Через два года мистер Кеннеди уволил Боба. У негра оказался поврежденным глаз.
– Теперь я должен представить тебя мистеру Кеннеди, – грустно сказал дядя. – Я уже инвалид…
– Ладно. Ты только не грусти. Я тебе буду помогать, а мистер Кеннеди, надеюсь, останется мною доволен, – усмехнулся Джек. – Дай бог! – прошептал Боб, не замечая усмешки
Джек был принят на службу вместо старого Боба.
Но мистер Кеннеди остался весьма недоволен Джеком. При первой же встрече с ним да эстраде, в присутствии многочисленной публики, он был нокаутирован своим слугой на третьем раунде. Это было так неожиданно, что публика остолбенела от изумления. Ей было не до смеха. Мистер Кеннеди, придя в себя, первым долгом уволил Джека. Но слух о поражении дошел до спортивных кругов, да и не только до спортивных… Дядя Боб оказался прав. Племянник оправдал его надежды. Джек в небывало короткое время добрался до первоклассных боксеров и развенчивал их одного за другим. И спортивные организаторы и организации матчей, чтобы пресечь триумфальное шествие негра, вызывали чемпионов разных стран и даже из Австралии.
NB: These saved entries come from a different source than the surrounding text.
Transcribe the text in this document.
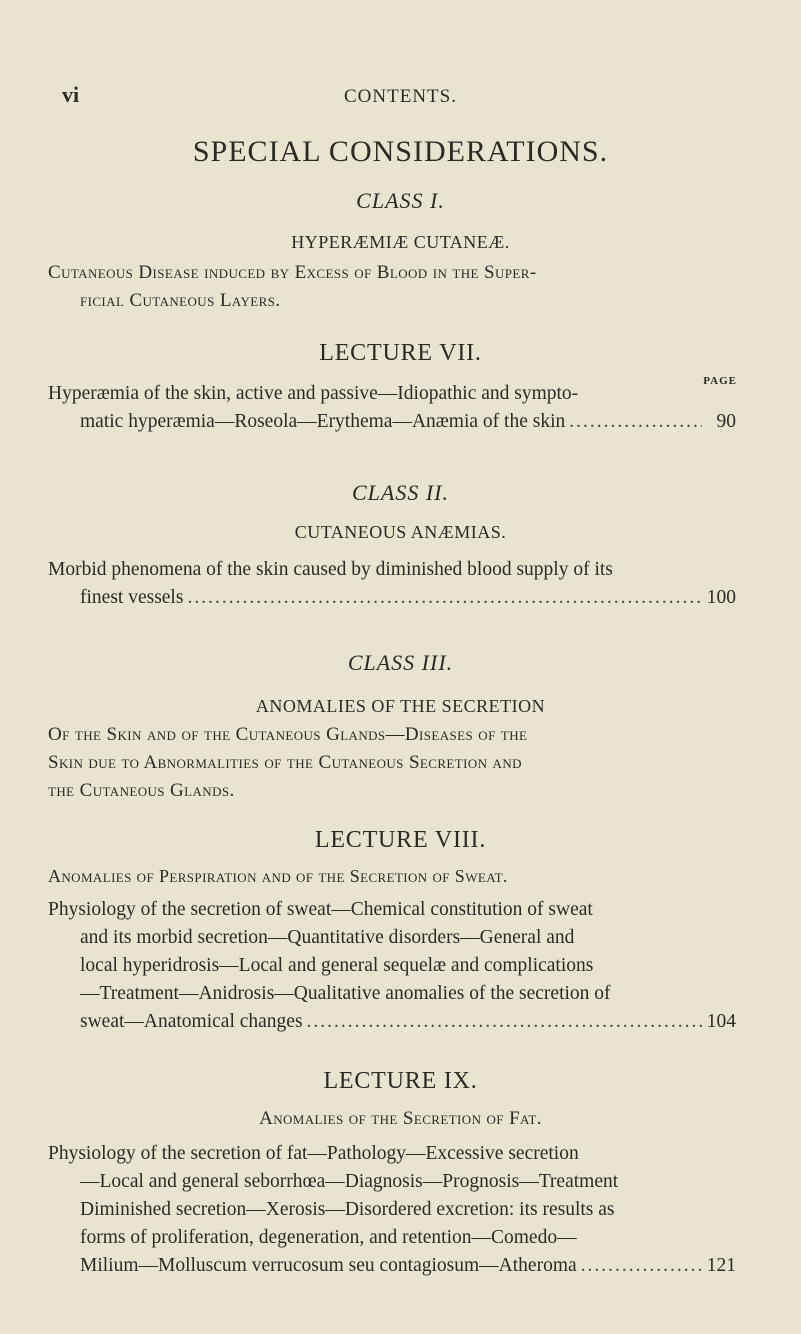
vi	CONTENTS.
SPECIAL CONSIDERATIONS.
CLASS I.
HYPERÆMIÆ CUTANEÆ.
Cutaneous Disease induced by Excess of Blood in the Super-
ficial Cutaneous Layers.
LECTURE VII.
PAGE
Hyperæmia of the skin, active and passive—Idiopathic and sympto-
matic hyperæmia—Roseola—Erythema—Anæmia of the skin .....	90
CLASS II.
CUTANEOUS ANÆMIAS.
Morbid phenomena of the skin caused by diminished blood supply of its
finest vessels .....	100
CLASS III.
ANOMALIES OF THE SECRETION
Of the Skin and of the Cutaneous Glands—Diseases of the
Skin due to Abnormalities of the Cutaneous Secretion and
the Cutaneous Glands.
LECTURE VIII.
Anomalies of Perspiration and of the Secretion of Sweat.
Physiology of the secretion of sweat—Chemical constitution of sweat
and its morbid secretion—Quantitative disorders—General and
local hyperidrosis—Local and general sequelæ and complications
—Treatment—Anidrosis—Qualitative anomalies of the secretion of
sweat—Anatomical changes .....	104
LECTURE IX.
Anomalies of the Secretion of Fat.
Physiology of the secretion of fat—Pathology—Excessive secretion
—Local and general seborrhœa—Diagnosis—Prognosis—Treatment
Diminished secretion—Xerosis—Disordered excretion: its results as
forms of proliferation, degeneration, and retention—Comedo—
Milium—Molluscum verrucosum seu contagiosum—Atheroma .....	121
Но всех постигала одна и та же участь. В конце концов все козни, все уловки оказались бессильными. И теперь абсолютному чемпиону мира предстояло спасти честь «белой общественности» от посягательства чернокожих на гордое звание чемпиона. Он – последняя «белая надежда»… Джимми Берне охотно взялся за это «общественное» дело, тем более что за этот выход на ринг он получал семьдесят пять тысяч долларов.
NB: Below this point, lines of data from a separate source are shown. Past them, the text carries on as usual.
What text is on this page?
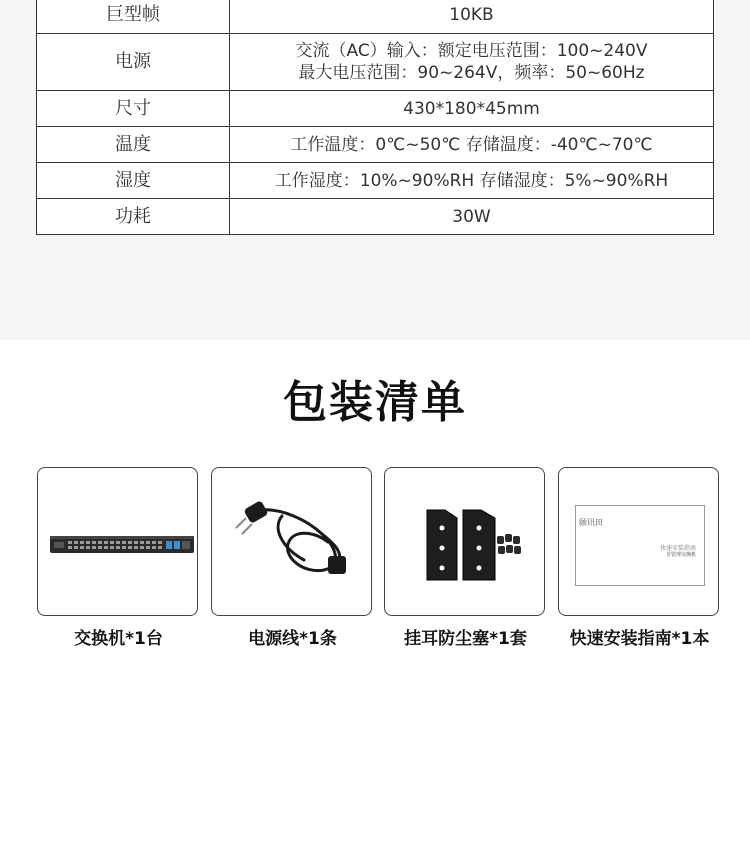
巨型帧	10KB
电源	交流（AC）输入：额定电压范围：100~240V
最大电压范围：90~264V，频率：50~60Hz

尺寸	430*180*45mm
温度	工作温度：0℃~50℃ 存储温度：-40℃~70℃
湿度	工作湿度：10%~90%RH 存储湿度：5%~90%RH
功耗	30W
包装清单
交换机*1台	电源线*1条	挂耳防尘塞*1套
颐讯田
快速安装指南
非管理交换机
快速安装指南*1本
Оставалось два месяца до матча. У чемпиона мира был большой штат помощников, среди которых имелись первоклассные боксеры. Чемпион периодически делал пробежку на десять миль. Левый таран его попрежнему валил с ног коня.
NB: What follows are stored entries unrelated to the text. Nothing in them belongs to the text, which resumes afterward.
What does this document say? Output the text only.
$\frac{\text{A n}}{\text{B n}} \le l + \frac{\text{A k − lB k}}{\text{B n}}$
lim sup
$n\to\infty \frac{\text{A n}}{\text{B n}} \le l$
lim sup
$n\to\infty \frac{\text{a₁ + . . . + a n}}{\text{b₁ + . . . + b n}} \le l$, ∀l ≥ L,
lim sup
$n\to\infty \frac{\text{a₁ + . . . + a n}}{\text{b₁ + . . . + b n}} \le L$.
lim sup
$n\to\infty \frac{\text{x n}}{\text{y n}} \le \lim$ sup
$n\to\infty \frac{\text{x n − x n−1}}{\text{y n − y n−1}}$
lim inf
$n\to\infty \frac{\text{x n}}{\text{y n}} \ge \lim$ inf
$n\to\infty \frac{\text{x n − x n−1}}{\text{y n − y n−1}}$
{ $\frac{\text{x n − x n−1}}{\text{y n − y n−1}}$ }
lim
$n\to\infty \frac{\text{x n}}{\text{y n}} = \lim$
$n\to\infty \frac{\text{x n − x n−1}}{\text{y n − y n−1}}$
Кто знает, может, и негра ожидает такая же участь. По крайней мере реакционная печать очень прозрачно намекает на это. И печать шумит, шумит…
– Экстра! Экстра!
Экстренные листки выпускались и днем и ночью, отмечая малейшие подробности тренировки боксеров. Споры и дискуссии переносились из спортивных клубов, пивных и кафе в школы и университеты. Спорили до хрипоты. Чемпиону мира посвящались передовицы газет. Его снимали в разных позах и целиком и по частям: дельтовидные мышцы, спинные мускулы, прямые, косые удары и, конечно, таран.
– Экстра! Экстра!
О матче кричали кино, театры, клубы, эстрады. Кричали электрические рекламы, вспыхивающие по вечерам над небоскребами. Шум разрастался, как пламя пожара, раздуваемого ветром. И этот шум заглушал ту отчаянную борьбу, которую вот уже несколько месяцев в одном из центральных штатов вели бастующие шахтеры против предпринимателей. Шахтеры, почти безоружные, разбили отряд штрейкбрехеров и отнятым оружием (а частью кое-где добытым) удачно отбивали атаки национальной гвардии, пришедшей на смену штрейкбрехерам. Среди шахтеров было много бывших солдат, воевавших во время первой мировой войны в «Старой Европе», и этим объяснялась столь крепкая организация их вооруженных сил. Но об этом газеты молчали.
Существо забастовки, если судить по скупым заметкам в печати, оказывалось не в борьбе шахтеров за существование, а в злостном вымогательстве – дескать, в своих шкурных интересах шахтеры оставили на зиму без топлива бедные семьи: нет сомненья, что в этой борьбе подозрительную роль играют рабочие-эмигранты и негры. Ведь для них Соединенные штаты – не родина. Гнать надо таких рабочих из Штатов, а американцев, действующих с ними заодно, – судить за измену.
А в это время регулярная армия коварно расстреляла из орудий палатки, в которых расположились лагерем семьи бастующих шахтеров. Десятки трупов мужчин, женщин и детей.